There are different ways to open up a port (range) or service. These ways depend on the use case and the number of changes that are needed to make it work.

A simple port number or port range can be used in the cases where no additional changes are needed. For example, with opening port 80/tcp to allow access to a local http servicer on the standard port. For most of the more important services there is already a service defined in firewalld. Then there is no need to know about the default port number(s). The service can then simply be enabled in the used zone.

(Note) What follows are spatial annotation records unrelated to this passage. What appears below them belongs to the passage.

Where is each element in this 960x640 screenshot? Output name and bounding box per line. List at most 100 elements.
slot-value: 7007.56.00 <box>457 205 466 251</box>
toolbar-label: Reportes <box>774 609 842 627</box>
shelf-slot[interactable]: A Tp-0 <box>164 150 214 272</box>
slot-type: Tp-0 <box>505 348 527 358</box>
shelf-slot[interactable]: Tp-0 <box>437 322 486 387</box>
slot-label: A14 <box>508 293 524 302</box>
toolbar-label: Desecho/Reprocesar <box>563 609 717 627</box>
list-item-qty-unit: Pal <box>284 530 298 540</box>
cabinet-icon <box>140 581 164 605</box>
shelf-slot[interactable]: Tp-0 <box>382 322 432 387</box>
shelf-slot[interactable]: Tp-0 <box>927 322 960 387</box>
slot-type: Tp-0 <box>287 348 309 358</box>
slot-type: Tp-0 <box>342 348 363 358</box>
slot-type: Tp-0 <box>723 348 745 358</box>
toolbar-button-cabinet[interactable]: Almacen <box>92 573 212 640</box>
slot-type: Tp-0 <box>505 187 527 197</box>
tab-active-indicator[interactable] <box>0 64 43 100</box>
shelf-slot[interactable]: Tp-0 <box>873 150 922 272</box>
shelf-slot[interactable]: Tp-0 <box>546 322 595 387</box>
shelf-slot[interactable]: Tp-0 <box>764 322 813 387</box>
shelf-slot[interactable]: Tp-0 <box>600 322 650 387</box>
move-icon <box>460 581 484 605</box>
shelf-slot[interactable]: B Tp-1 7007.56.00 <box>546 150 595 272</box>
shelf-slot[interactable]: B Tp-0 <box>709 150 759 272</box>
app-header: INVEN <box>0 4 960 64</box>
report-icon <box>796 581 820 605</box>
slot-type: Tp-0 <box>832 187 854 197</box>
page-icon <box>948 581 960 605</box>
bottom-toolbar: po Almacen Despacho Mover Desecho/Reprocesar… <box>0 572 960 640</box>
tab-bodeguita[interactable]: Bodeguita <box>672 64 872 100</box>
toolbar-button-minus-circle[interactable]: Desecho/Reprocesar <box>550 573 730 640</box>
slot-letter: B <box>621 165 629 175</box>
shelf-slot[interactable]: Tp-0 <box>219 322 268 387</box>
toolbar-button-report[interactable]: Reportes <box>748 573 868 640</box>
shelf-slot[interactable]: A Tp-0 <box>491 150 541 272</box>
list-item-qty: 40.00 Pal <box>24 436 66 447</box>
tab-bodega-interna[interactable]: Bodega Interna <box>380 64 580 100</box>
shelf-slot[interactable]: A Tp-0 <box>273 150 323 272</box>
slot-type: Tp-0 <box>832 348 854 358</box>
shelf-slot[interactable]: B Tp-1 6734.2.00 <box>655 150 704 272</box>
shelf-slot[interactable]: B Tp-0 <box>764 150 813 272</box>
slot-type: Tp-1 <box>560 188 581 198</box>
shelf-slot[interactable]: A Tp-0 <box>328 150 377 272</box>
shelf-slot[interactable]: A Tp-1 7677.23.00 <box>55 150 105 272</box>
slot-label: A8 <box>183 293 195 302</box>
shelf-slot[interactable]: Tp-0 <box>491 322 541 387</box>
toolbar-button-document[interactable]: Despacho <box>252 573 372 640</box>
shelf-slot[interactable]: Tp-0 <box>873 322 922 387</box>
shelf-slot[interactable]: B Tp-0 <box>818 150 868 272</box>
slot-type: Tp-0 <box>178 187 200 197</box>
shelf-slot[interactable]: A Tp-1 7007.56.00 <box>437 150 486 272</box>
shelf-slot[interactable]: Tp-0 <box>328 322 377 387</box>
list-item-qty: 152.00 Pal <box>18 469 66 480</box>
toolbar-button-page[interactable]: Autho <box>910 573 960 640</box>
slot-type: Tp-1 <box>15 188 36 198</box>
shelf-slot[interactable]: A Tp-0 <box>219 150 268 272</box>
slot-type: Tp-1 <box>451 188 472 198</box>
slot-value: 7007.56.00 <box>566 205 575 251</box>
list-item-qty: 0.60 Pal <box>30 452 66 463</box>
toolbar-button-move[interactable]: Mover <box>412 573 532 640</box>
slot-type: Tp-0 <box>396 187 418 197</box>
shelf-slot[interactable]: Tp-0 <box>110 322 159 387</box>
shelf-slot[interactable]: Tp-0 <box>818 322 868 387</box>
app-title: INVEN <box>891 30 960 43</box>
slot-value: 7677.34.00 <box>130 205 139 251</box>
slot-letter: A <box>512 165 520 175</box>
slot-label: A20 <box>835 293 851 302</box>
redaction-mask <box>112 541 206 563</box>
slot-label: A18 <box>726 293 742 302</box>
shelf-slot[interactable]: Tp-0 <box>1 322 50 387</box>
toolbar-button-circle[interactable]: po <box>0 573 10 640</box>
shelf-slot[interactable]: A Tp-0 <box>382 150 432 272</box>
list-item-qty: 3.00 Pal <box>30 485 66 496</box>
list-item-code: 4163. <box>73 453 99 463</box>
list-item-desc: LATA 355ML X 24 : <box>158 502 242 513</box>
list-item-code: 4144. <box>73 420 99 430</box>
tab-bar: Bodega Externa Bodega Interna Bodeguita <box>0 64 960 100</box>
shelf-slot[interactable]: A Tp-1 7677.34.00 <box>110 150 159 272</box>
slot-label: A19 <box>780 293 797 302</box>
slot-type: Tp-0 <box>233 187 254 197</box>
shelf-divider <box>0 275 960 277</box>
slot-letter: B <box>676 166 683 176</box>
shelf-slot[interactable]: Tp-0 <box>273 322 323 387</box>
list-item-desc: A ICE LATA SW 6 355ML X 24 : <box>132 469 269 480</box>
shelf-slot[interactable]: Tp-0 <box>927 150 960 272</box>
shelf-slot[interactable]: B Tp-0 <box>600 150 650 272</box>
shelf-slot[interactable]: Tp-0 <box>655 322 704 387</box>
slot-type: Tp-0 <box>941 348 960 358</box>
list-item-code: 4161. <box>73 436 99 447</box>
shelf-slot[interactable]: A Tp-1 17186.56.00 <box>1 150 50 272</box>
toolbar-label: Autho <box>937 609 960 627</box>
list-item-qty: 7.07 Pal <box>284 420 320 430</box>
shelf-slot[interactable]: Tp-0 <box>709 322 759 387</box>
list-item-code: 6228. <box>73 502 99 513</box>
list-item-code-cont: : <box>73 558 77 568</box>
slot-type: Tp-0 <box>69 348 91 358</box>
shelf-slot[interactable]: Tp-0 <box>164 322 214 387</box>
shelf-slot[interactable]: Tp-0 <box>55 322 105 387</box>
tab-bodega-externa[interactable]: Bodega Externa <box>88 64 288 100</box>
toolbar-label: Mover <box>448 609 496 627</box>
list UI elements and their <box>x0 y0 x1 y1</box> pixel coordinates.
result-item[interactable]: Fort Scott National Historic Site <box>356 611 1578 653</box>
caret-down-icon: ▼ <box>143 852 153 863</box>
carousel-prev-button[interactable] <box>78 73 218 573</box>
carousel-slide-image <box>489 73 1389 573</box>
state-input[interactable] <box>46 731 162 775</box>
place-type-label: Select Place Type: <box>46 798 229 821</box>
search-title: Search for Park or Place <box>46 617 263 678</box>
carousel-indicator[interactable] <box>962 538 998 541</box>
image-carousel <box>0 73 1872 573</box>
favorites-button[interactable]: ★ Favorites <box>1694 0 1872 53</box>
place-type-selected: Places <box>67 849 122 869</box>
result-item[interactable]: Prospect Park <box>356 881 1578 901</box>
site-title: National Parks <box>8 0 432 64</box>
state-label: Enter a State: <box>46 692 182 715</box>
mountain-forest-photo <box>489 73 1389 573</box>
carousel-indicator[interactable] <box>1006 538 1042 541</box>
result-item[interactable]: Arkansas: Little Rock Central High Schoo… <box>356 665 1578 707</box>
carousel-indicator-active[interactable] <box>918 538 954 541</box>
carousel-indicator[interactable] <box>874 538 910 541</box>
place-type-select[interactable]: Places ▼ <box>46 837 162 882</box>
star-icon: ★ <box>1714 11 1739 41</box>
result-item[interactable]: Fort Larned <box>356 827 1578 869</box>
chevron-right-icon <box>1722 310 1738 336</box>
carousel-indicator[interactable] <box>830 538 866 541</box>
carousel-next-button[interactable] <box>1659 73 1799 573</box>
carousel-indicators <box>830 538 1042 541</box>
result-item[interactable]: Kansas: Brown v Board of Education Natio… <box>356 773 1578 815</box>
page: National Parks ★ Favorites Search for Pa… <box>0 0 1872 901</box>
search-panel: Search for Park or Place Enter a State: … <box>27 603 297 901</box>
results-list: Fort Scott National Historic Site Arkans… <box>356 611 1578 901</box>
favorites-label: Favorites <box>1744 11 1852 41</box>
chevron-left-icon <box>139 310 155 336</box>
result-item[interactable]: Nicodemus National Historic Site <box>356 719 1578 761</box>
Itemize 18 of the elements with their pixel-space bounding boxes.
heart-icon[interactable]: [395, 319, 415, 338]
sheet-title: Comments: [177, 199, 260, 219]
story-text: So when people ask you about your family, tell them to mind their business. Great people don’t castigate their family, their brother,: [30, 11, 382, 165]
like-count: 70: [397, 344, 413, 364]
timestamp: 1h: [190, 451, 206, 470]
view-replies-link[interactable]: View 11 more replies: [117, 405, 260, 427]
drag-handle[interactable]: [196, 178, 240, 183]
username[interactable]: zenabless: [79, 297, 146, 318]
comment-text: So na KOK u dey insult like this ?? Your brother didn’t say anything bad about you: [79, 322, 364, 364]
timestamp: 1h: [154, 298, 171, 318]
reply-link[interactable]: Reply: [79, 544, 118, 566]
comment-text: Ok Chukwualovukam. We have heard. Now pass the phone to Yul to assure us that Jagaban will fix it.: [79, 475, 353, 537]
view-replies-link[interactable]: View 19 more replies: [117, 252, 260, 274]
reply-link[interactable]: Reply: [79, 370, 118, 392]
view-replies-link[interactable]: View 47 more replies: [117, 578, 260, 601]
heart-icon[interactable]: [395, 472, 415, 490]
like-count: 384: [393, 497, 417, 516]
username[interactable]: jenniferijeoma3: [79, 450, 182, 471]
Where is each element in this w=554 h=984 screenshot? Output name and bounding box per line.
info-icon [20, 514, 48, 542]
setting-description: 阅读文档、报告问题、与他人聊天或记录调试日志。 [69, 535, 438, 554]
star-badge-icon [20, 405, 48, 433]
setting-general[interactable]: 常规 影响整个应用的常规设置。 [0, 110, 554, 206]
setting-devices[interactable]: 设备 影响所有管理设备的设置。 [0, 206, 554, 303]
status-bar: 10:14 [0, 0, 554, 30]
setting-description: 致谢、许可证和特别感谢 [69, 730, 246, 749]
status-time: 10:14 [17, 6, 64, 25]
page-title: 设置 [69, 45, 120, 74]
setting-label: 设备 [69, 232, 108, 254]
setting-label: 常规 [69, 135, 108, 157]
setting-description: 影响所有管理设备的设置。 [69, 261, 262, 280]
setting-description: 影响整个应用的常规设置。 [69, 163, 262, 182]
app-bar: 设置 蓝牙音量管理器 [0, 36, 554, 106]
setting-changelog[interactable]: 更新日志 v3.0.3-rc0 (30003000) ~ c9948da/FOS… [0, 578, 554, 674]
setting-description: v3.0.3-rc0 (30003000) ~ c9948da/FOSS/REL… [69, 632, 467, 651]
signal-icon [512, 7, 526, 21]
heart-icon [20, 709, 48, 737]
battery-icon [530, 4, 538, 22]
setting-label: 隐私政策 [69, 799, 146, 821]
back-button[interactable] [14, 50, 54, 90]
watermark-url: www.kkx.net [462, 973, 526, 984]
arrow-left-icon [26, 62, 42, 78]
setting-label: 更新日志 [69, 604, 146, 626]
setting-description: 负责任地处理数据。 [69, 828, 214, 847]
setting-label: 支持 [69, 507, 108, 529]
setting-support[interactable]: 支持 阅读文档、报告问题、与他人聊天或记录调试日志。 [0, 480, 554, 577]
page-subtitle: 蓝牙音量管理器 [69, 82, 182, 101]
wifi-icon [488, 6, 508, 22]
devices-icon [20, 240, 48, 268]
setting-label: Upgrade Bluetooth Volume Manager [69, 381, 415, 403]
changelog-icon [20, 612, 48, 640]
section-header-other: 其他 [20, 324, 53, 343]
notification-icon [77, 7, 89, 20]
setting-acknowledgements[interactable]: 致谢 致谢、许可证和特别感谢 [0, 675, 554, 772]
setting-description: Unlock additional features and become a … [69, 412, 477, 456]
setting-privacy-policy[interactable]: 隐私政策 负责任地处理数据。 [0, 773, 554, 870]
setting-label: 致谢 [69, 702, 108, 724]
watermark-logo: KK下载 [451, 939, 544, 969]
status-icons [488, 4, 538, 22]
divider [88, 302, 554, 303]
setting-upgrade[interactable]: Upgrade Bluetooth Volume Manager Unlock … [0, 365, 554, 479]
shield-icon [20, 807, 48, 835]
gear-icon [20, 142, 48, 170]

If there is a need to open different ports or to do additional changes, then using a service might be simpler. If you need to add a new or custom service, then please have a look at the howto “Add a Service”. It is also possible to adapt a builtin service according to the user’s needs, for example to change one of the used ports. But it is recommended to generate a new service in this case to make it more obvious that the service has been customized.

How to open port 80/tcp with firewall-cmd:

firewall-cmd --zone=public --add-port=80/tcp

This will open the port 80 with protocol tcp in the public zone of the runtime environment. The runtime environment is only effective until the machine has been rebooted or the firewalld service has been restarted. The zone option can be omitted here if the port should be added to the default zone.

firewall-cmd --permanent --zone=public --add-port=80/tcp

If you want to make this a permanent change also, then open the port also in the permanent environment. This means the port will be open also after a system reboot or firewalld service reload.

How to open a service with firewall-cmd:

firewall-cmd --zone=public --add-service=http

This opens the service in the public zone of the runtime environment.

firewall-cmd --permanent --zone=public --add-service=http

This also opens the service in public zone of the permanent environment.